We went through the steps of changing a messy diaper, and I got to express love in all circumstances with a baby’s needs.

***

Healing is slow.

***

I cried today for the lost children in Connecticut. My heart aches now for them, but then my heart aches much of the time. I sent out a prayer to whatever it was that set this universe whirling, asking for healing and solace for their families and me.

A cousin’s death

My cousin died in a terrible car wreck today. More than likely, he’d been drinking. It’s very sad. The drinking and the death. He was not yet 50.

My mother said at the end of our conversation that she hoped her sister, my aunt, would take this opportunity to lay down the burden that her son was.

She actually said that.

I have a feeling that’s what I am to my mother. I’m a burden to be endured not a son to be loved.

Ending the death wish

It’s impossible to say when it began, but I can’t remember a time when I didn’t want to be dead. I called it different things at different times: not wanting to be here, wanting to disappear, wanting to be invisible, wanting to fly far away, and simply a death wish. There are many reasons for this desire for self-destruction. Chief among them is being gay.

Growing up in a rabidly fundamentalist, evangelical Christian family, I had to endure hours of church each week. Many of the sermons centered around sin and how unworthy we all were, and that we were all hell bound just for being born. Being alive meant that we were doomed to an eternity of damnation and pain.

There was a special place in hell reserved for homosexuals, and it was the worst possible spot. Life for gay, lesbian, bisexual, and transgendered individuals was rife with torment, and there was to be no respite in the afterlife. We were subhuman and deserving of ridicule and hate. Why should anyone be nice to us? We’re a plague on society’s morals, after all. We should simply kill ourselves and go to the hell where we belong.

I grew up thinking that. The self-loathing instilled in me is deep. It wants to harm me, and it makes me miserable.

I have recently gone through a period of dangerous, self-destructive behavior, and the simple explanation is that I want to be dead. When I look that desire in the face, I see a self-hatred that wants not just to die but also to suffer and waste away.

I am angry at myself for feeling this way.
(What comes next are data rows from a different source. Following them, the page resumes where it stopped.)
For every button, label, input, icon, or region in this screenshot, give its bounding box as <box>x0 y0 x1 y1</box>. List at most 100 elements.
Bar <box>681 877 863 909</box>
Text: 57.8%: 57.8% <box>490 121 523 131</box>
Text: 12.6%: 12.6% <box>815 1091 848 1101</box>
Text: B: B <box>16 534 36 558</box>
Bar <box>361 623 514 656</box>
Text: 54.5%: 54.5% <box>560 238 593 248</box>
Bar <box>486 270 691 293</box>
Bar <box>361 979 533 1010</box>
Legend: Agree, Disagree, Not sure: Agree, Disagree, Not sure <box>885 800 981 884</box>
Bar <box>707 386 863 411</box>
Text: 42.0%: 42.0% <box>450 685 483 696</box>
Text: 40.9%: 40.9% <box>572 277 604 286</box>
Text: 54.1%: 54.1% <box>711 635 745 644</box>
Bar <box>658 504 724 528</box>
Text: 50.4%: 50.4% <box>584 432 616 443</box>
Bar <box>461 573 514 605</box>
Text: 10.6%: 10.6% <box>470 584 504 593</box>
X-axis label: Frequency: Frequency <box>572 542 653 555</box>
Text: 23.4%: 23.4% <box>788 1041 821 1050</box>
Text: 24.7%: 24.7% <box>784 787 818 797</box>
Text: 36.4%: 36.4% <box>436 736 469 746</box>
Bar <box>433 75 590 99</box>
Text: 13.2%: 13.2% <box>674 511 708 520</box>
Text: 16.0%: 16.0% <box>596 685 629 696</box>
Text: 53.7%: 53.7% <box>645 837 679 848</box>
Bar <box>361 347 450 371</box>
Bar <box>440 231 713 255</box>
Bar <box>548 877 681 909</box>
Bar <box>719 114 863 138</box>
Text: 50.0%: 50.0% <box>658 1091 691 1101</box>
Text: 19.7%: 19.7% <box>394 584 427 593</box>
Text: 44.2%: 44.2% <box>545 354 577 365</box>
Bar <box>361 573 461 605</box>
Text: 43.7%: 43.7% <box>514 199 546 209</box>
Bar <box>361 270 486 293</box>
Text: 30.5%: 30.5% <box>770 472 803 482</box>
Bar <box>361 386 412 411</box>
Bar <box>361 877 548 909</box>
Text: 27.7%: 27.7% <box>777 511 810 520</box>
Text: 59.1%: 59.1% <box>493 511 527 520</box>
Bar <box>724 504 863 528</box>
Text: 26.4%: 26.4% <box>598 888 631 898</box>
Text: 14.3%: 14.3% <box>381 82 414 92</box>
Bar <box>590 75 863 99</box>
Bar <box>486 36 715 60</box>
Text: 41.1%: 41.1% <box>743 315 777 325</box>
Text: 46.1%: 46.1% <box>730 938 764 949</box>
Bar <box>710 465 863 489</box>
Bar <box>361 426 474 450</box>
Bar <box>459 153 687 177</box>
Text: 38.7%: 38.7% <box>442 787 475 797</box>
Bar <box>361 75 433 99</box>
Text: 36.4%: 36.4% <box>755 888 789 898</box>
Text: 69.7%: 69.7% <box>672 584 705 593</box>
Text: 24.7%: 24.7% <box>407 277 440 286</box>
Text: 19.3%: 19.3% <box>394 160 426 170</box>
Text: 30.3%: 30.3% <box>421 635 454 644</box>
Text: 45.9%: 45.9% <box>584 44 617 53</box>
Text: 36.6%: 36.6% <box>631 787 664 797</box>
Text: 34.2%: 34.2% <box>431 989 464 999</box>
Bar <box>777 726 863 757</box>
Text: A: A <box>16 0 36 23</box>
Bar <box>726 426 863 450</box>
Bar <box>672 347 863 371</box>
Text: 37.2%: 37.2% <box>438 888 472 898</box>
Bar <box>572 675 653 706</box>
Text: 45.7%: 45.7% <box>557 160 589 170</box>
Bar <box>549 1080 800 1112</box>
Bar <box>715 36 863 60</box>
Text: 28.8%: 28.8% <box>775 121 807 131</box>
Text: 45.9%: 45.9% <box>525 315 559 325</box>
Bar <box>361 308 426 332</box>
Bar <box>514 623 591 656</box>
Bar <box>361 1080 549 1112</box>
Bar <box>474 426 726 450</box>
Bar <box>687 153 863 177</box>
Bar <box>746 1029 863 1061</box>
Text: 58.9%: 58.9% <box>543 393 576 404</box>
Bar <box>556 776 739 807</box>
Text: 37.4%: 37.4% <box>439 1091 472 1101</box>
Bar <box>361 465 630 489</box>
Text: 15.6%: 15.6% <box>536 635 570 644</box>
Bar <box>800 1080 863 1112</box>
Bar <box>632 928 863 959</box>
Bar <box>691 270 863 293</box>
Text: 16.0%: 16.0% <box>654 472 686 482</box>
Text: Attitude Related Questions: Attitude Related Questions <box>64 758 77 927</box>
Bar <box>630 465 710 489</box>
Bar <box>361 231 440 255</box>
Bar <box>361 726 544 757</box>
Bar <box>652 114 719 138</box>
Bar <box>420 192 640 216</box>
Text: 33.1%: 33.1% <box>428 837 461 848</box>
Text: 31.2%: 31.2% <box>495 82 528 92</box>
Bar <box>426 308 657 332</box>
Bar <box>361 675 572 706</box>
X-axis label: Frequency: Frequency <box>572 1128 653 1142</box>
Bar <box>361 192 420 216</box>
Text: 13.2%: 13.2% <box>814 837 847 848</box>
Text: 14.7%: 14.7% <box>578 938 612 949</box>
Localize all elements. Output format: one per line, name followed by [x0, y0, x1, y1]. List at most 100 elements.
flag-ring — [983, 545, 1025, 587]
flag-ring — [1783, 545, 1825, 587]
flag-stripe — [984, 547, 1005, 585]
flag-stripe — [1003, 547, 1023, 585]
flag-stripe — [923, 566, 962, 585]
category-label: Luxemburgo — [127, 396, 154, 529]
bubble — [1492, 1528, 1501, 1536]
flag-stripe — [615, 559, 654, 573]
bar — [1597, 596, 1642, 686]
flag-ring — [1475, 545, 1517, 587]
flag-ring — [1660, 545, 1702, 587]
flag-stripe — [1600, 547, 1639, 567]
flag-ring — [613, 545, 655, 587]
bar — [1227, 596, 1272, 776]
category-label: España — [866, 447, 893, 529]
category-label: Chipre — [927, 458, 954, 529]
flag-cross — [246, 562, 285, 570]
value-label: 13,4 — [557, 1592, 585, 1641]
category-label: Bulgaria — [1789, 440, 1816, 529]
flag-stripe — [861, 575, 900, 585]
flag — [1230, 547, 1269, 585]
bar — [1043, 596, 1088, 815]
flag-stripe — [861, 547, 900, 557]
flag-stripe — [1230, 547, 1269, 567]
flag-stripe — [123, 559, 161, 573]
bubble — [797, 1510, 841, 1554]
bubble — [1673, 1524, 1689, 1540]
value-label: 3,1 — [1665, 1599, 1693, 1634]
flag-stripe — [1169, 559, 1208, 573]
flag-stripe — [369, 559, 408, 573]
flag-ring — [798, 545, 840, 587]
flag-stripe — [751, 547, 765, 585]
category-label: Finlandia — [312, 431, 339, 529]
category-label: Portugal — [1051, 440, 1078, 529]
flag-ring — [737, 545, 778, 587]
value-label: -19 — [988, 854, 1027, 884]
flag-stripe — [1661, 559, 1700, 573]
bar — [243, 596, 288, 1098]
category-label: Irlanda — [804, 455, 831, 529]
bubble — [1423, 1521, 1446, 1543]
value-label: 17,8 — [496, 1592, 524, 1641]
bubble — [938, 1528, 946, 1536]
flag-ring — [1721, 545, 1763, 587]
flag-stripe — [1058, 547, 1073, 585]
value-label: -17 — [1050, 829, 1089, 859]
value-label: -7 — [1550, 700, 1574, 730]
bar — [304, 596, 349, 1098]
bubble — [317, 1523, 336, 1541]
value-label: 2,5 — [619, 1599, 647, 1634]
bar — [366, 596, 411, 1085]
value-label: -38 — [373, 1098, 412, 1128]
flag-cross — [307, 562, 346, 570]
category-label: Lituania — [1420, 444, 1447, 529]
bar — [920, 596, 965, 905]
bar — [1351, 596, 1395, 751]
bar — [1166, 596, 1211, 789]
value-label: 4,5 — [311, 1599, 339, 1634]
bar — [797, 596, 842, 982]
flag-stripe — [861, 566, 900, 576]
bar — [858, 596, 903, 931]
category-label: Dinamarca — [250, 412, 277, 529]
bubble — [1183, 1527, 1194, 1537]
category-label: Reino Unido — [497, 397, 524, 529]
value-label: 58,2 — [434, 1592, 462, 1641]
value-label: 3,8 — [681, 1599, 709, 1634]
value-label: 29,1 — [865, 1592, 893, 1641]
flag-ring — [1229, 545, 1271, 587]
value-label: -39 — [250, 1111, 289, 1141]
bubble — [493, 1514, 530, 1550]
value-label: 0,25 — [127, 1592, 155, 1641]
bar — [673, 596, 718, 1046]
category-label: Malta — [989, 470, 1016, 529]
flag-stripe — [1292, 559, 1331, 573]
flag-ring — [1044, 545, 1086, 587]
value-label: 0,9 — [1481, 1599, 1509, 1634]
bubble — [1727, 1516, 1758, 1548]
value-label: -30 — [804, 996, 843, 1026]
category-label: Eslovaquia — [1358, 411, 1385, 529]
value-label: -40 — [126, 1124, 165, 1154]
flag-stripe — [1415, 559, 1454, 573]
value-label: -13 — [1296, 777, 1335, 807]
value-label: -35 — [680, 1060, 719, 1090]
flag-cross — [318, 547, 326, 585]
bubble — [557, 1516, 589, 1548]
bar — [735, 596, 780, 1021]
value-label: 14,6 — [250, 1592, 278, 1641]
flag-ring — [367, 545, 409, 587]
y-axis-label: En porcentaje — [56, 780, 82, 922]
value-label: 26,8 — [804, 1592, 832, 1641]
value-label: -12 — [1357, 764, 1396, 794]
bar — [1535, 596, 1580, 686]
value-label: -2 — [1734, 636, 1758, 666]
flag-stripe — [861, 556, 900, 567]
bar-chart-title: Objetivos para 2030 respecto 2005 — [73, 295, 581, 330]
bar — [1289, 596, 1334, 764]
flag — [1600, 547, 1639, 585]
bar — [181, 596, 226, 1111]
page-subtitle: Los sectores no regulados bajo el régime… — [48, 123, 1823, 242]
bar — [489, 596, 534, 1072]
I am angry at the preachers I grew up hearing who railed against the sin of homosexuality. I am angry at a society that relegates me to second-class status.

I am angry at my parents who told me that I would be cast out of the house if I was gay.

I am sick and tired of wanting to die. I am done with believing that I deserve to suffer and die. I reject the self-hate implanted in me when I was too young to know any better.

As I’ve written before, I’m a recovered alcoholic, and I chose to work the 12 steps on this problem. I recognized it to begin with. I talked to another alcoholic about it and recognized my part in my self-destructive behavior. What may be most important, I got on my knees, told my higher power I was entirely willing to be free of my death wish, and asked for it to be removed.

I don’t know if it’s gone completely, but I have felt calmer the past several days after doing that. I have not engaged in risky behavior, and I don’t have immediate plans to do it again. Only time will tell if there has been a real change.

I’m simply tired of wanting to die. I’ve known for a long time that I have to rid myself of this torture. I want to live. I want to breathe. I want to eat. I want to play. I want to lose myself in the pages of a good book. I want to feel the ocean on my skin. I want to know what it feels like to love myself.